Explore the Indian holiday Diwali through sensory play!
No matter your background, it’s important to teach young children about the different holidays people celebrate around the world. This activity brings together the celebration of Diwali and allows children to explore the amazing smells that Indian culture has to offer. We recommend reading a book or researching a bit more about the holiday to help children better understand what it’s all about. The beautiful colors traditionally displayed during Diwali will leave children curious about Diwali the celebration of light!
📚Get inspired: “Diwali” by Trudi Strain Trueit is a great starting point for books for young preschool children to start the conversation around this holiday.
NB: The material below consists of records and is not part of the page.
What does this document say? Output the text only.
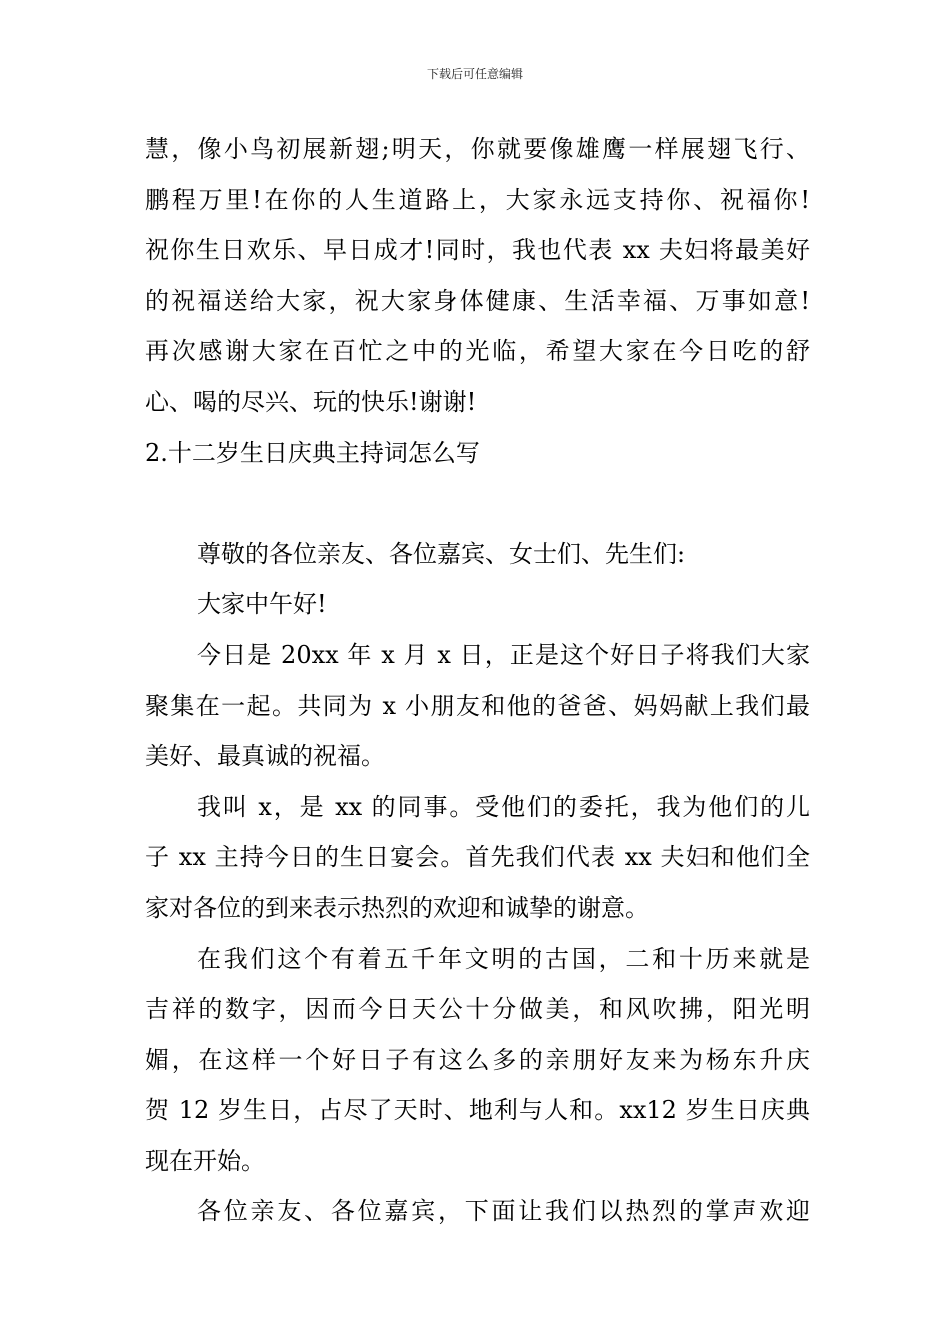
下载后可任意编辑
慧，像小鸟初展新翅;明天，你就要像雄鹰一样展翅飞行、
鹏程万里!在你的人生道路上，大家永远支持你、祝福你!
祝你生日欢乐、早日成才!同时，我也代表 xx 夫妇将最美好
的祝福送给大家，祝大家身体健康、生活幸福、万事如意!
再次感谢大家在百忙之中的光临，希望大家在今日吃的舒
心、喝的尽兴、玩的快乐!谢谢!
2.十二岁生日庆典主持词怎么写
尊敬的各位亲友、各位嘉宾、女士们、先生们:
大家中午好!
今日是 20xx 年 x 月 x 日，正是这个好日子将我们大家
聚集在一起。共同为 x 小朋友和他的爸爸、妈妈献上我们最
美好、最真诚的祝福。
我叫 x，是 xx 的同事。受他们的委托，我为他们的儿
子 xx 主持今日的生日宴会。首先我们代表 xx 夫妇和他们全
家对各位的到来表示热烈的欢迎和诚挚的谢意。
在我们这个有着五千年文明的古国，二和十历来就是
吉祥的数字，因而今日天公十分做美，和风吹拂，阳光明
媚，在这样一个好日子有这么多的亲朋好友来为杨东升庆
贺 12 岁生日，占尽了天时、地利与人和。xx12 岁生日庆典
现在开始。
各位亲友、各位嘉宾，下面让我们以热烈的掌声欢迎
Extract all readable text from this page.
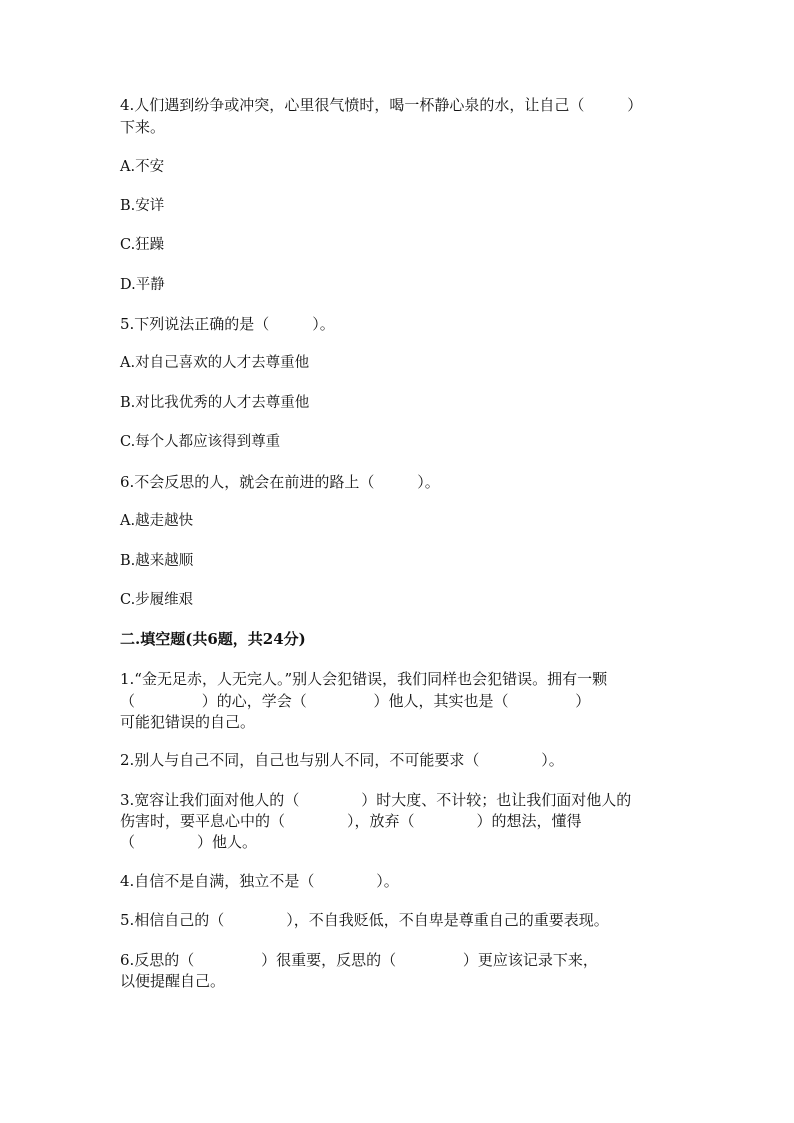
4.人们遇到纷争或冲突，心里很气愤时，喝一杯静心泉的水，让自己（         ）
下来。
A.不安
B.安详
C.狂躁
D.平静
5.下列说法正确的是（         ）。
A.对自己喜欢的人才去尊重他
B.对比我优秀的人才去尊重他
C.每个人都应该得到尊重
6.不会反思的人，就会在前进的路上（         ）。
A.越走越快
B.越来越顺
C.步履维艰
二.填空题(共6题，共24分)
1.“金无足赤，人无完人。”别人会犯错误，我们同样也会犯错误。拥有一颗
（              ）的心，学会（              ）他人，其实也是（              ）
可能犯错误的自己。
2.别人与自己不同，自己也与别人不同，不可能要求（             ）。
3.宽容让我们面对他人的（             ）时大度、不计较；也让我们面对他人的
伤害时，要平息心中的（             ），放弃（             ）的想法，懂得
（             ）他人。
4.自信不是自满，独立不是（             ）。
5.相信自己的（             ），不自我贬低，不自卑是尊重自己的重要表现。
6.反思的（              ）很重要，反思的（              ）更应该记录下来，
以便提醒自己。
❗ New word alert! “Mandir” is a temple. Some food is taken to the mandir and offered to the gods for their blessing. It is then divided up to be taken home by the people who go there.
🍬 Did you know? Getting ready for Diwali involves cleaning your house, buying new clothes and jewelry, and baking or purchasing sweets to give to friends and family.
For this activity you will need:
2 cups flour
1 cup water
½ cup oil
½ cup salt
Spices such as: cinnamon, ginger, cardamom pods, black pepper, nutmeg and cloves
Large bowl for mixing
Small bowls to lay out spices for smelling
Optional: Playdough shape cutters
Using all senses in the exploration of properties and functions of objects and materials
Start the conversation around Diwali and why it’s celebrated. We’ve included a few books to engage in conversation with young children.
Next, make your playdough base by combining flour, water, oil, and salt in a large bowl and mix until all the dough is formed.
Now, you’ll want to introduce your children to the variety of spices available. You can put them in individual bowls and have the children smell them and describe the scents. Do any of the spices remind them of anything?
Have your children decide which spices they want to add to the dough. They can add all of them, some of them or just one- it’s up to them!
Encourage the children to make “sweets” out of the dough similar to the ones they saw in the books.
⬆️ For older preschoolers: See if older preschoolers can replicate the sweets based on shapes and designs that they saw in the book. Some can be quite intricate!
⬇️ For younger toddlers: Extend this activity by having the younger children help you crush the cardamon pods, break the cinnamon sticks, and crack the black pepper to help develop fine motor muscles.
What does the smell of the cinnamon stick remind you of?
Have you ever had any of these spices before in a dessert or food item?
How would you describe the black pepper? Is it spicy?
What do you notice about the color of all of the spices we have?
How do the spices feel in your hands? What about after we crush them?